07 May 2013

Reading Still and Active


I am always a bit troubled by an author’s use in autobiography or memoir of the second and third person self-referential pronouns, as does Jeanette Winterson when she states in her memoir Why Be Normal When You Can Be Happy? how reading facts is of little value to “your” life.  I think that this custom of employing the second person is a normalizing ploy that pins me to the author’s consciousness and defines me as identical to the author; or else the use of the third person is a narrative self-alienating device that presumes a measure of objectivity (as in Paul Auster’s Winter Journal), or becomes a mask to assumes an invisibility, as in Salman Rushdie’s Joseph Anton: A Memoir. Nevertheless, I do tend to agree with Winterson (which is why I have written her words in my journal) that facts offer me little insight into my life.  My life is not the concatenation of facts, but becomes, instead, the responses to the events I refer to as facts. Reading awakens my responses and when all goes well calls up emotions and feelings I forgot that I remembered. Winterson writes, “We bury things so deep we no longer remember there was anything to bury. Our bodies remember. Our neurotic states remember. But we don’t” (162). Now, I prefer not to separate my body from my self, and I discount the presence of some homunculus that assumes the task of concealing that which we prefer not to view. I like to think that we are always our neurotic states.  Czeslaw Milosz writes in his memoir, Native Realm, “Certain periods of our lives are difficult to remember. They are like the jumbled dreams out of whose obscure depths only one ore two details emerge clearly. This means we have not mastered our material and insofar as the past is at all decipherablehave not deciphered its hidden contents.” Milosz and Winterson suggest to me that it is only hubris that leads me to trust the facts as my sole resource for understanding my self and my world.

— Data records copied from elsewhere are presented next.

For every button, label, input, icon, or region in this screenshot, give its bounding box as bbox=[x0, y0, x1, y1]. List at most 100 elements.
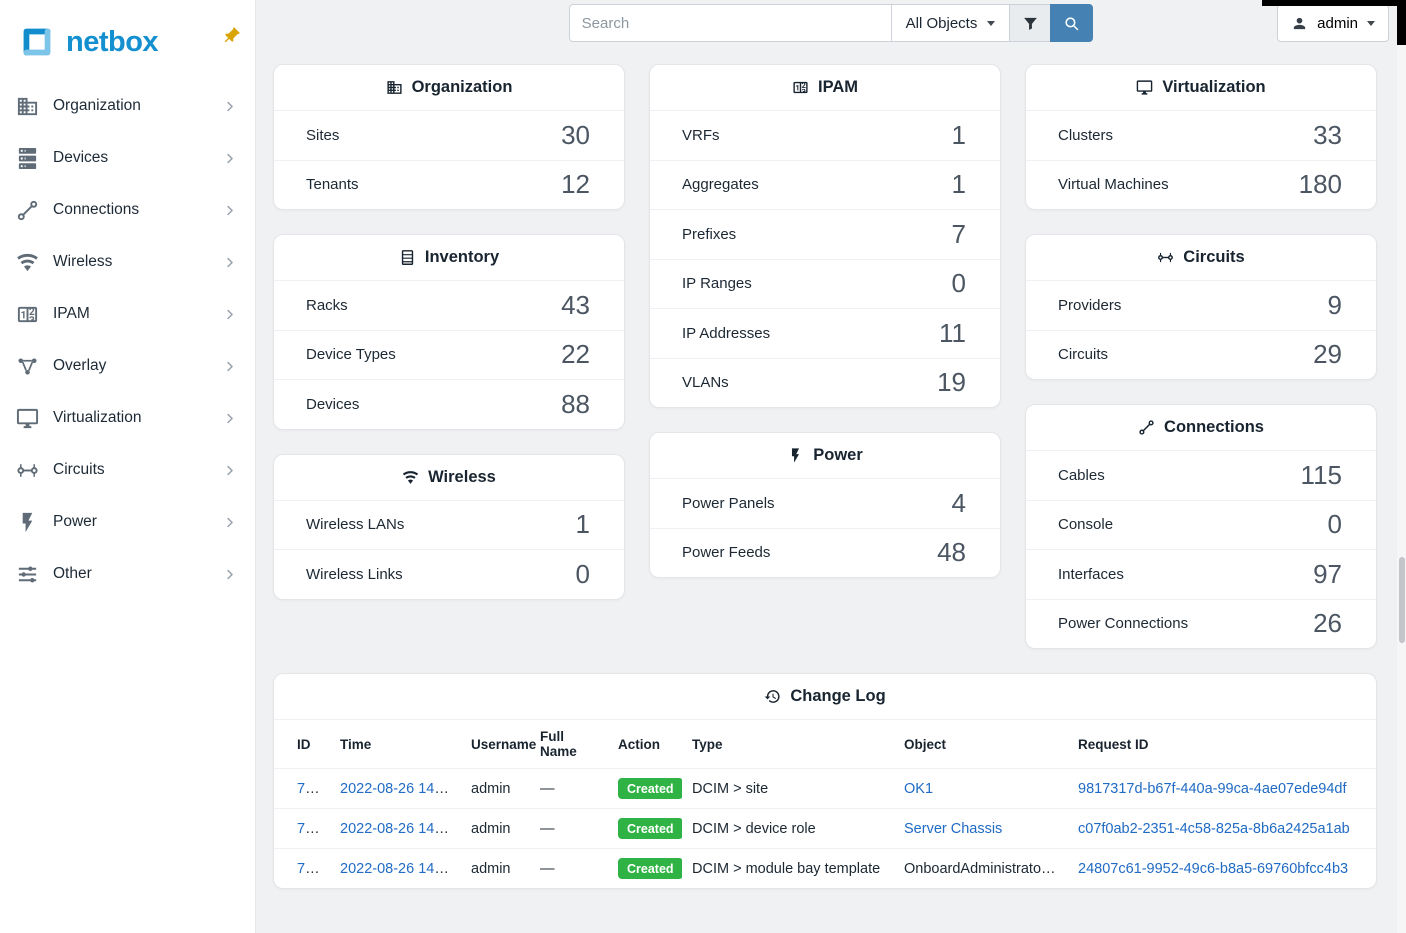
stat-value-link[interactable]: 0 bbox=[951, 268, 966, 299]
filter-button[interactable] bbox=[1009, 4, 1051, 42]
sidebar-item-circuits[interactable]: Circuits bbox=[0, 444, 255, 496]
stat-value-link[interactable]: 1 bbox=[575, 509, 590, 540]
chevron-right-icon bbox=[222, 203, 237, 218]
stat-value-link[interactable]: 9 bbox=[1327, 289, 1342, 320]
changelog-object-link[interactable]: Server Chassis bbox=[904, 820, 1003, 837]
sidebar-item-devices[interactable]: Devices bbox=[0, 132, 255, 184]
transit-connection-icon bbox=[1157, 249, 1174, 266]
user-menu-button[interactable]: admin bbox=[1277, 4, 1389, 42]
stat-value-link[interactable]: 33 bbox=[1313, 119, 1342, 150]
scrollbar-track[interactable] bbox=[1397, 45, 1406, 933]
changelog-request-id-link[interactable]: 9817317d-b67f-440a-99ca-4ae07ede94df bbox=[1078, 780, 1347, 797]
stat-label: Providers bbox=[1058, 296, 1122, 314]
chevron-right-icon bbox=[222, 255, 237, 270]
scrollbar-thumb[interactable] bbox=[1398, 557, 1405, 643]
screen-corner-block bbox=[1397, 0, 1406, 45]
sidebar-item-ipam[interactable]: IPAM bbox=[0, 288, 255, 340]
stat-label: Console bbox=[1058, 516, 1114, 534]
sidebar-item-other[interactable]: Other bbox=[0, 548, 255, 600]
table-row: 754 2022-08-26 14:17 admin — Created DCI… bbox=[274, 808, 1376, 849]
stat-value-link[interactable]: 115 bbox=[1300, 459, 1342, 490]
stat-row-clusters: Clusters 33 bbox=[1026, 110, 1376, 160]
changelog-time-link[interactable]: 2022-08-26 14:15 bbox=[340, 860, 455, 877]
changelog-id-link[interactable]: 753 bbox=[297, 860, 322, 877]
search-submit-button[interactable] bbox=[1050, 4, 1094, 42]
sidebar-item-label: Wireless bbox=[53, 253, 113, 270]
lightning-icon bbox=[16, 511, 39, 534]
stat-value-link[interactable]: 12 bbox=[561, 169, 590, 200]
sidebar-item-power[interactable]: Power bbox=[0, 496, 255, 548]
changelog-request-id-link[interactable]: c07f0ab2-2351-4c58-825a-8b6a2425a1ab bbox=[1078, 820, 1350, 837]
pin-sidebar-icon[interactable] bbox=[217, 22, 245, 50]
stat-row-cables: Cables 115 bbox=[1026, 450, 1376, 500]
chevron-right-icon bbox=[222, 307, 237, 322]
ipam-card: IPAM VRFs 1 Aggregates 1 Prefixes 7 IP R… bbox=[649, 64, 1001, 408]
user-menu-label: admin bbox=[1317, 14, 1358, 32]
object-type-dropdown[interactable]: All Objects bbox=[890, 4, 1010, 42]
changelog-type: DCIM > device role bbox=[692, 820, 816, 837]
global-search: All Objects bbox=[568, 4, 1094, 42]
sidebar-header: netbox bbox=[0, 0, 255, 78]
stat-value-link[interactable]: 26 bbox=[1313, 608, 1342, 639]
sidebar-item-virtualization[interactable]: Virtualization bbox=[0, 392, 255, 444]
inventory-card: Inventory Racks 43 Device Types 22 Devic… bbox=[273, 234, 625, 430]
stat-value-link[interactable]: 1 bbox=[951, 169, 966, 200]
changelog-id-link[interactable]: 755 bbox=[297, 780, 322, 797]
col-header-id: ID bbox=[274, 719, 330, 769]
stat-value-link[interactable]: 22 bbox=[561, 339, 590, 370]
stat-value-link[interactable]: 7 bbox=[951, 218, 966, 249]
changelog-time-link[interactable]: 2022-08-26 14:17 bbox=[340, 820, 455, 837]
wireless-card: Wireless Wireless LANs 1 Wireless Links … bbox=[273, 453, 625, 600]
col-header-object: Object bbox=[894, 719, 1068, 769]
changelog-type: DCIM > module bay template bbox=[692, 860, 881, 877]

In “the Hedgehog and the Fox,” Isaiah Berlin, in his essay exploring Tolstoy’s theory of history, a theory with which I think Berlin has great sympathy, says that Tolstoy acknowledges that we are all

immersed and submerged in a medium that, precisely to the degree to which we inevitably take it for granted as part of ourselves, we do not and cannot observe as if from the outside; cannot identify, measure and seek to manipulate, cannot even be wholly aware of, too closely interwoven with all that we are and do to be lifted out of the flow . . . and observed with scientific detachment, as an object. Itthe medium in which we aredetermines our more permanent categories, our standards of truth and falsehood, and the peripheral, of the subjective and the objective of the beautiful and the ugly, of movement and rest, of past, present and future, of one and many; hence, neither these, nor any other explicitly conceived categories or concepts, can be applied to it . . .
 
The facts offer limited knowledge. Tolstoy was aware of the “sheer de facto difference which divide and forces which disrupt the human world [and was] utterly incapable of being deceived by the many subtle devices, the unifying systems and faiths and sciences, by which the superficial and desperate sought to conceal the chaos from themselves and from one another.
Literature offers to me an alternative perspective. Milosz says, “It is enough that we realize to what extent thought and word are incommensurable with reality. Then it is possible to set one’s limits consciously.” To know for sure is to surely not know. In Philip Roth’s The Human Stain, Nathan Zuckerman furtively observes Faunia and Coleman at a concert and intuits that Coleman had told Faunia, his lover, the great secret he has trusted to no one else. Zuckerman writes: “How do I know she knew? I don’t. I couldn’t know that either. I can’t know. Now that they’re dead, nobody can know. For better or worse, I can only do what everyone does who think they now. I imagine. I am forced to imagine. It happens to be what I do for a living. It is my job.” So is it with me: I am driven to the book by not knowing, for though I know I cannot know, I can imagine. To imagine is why I read.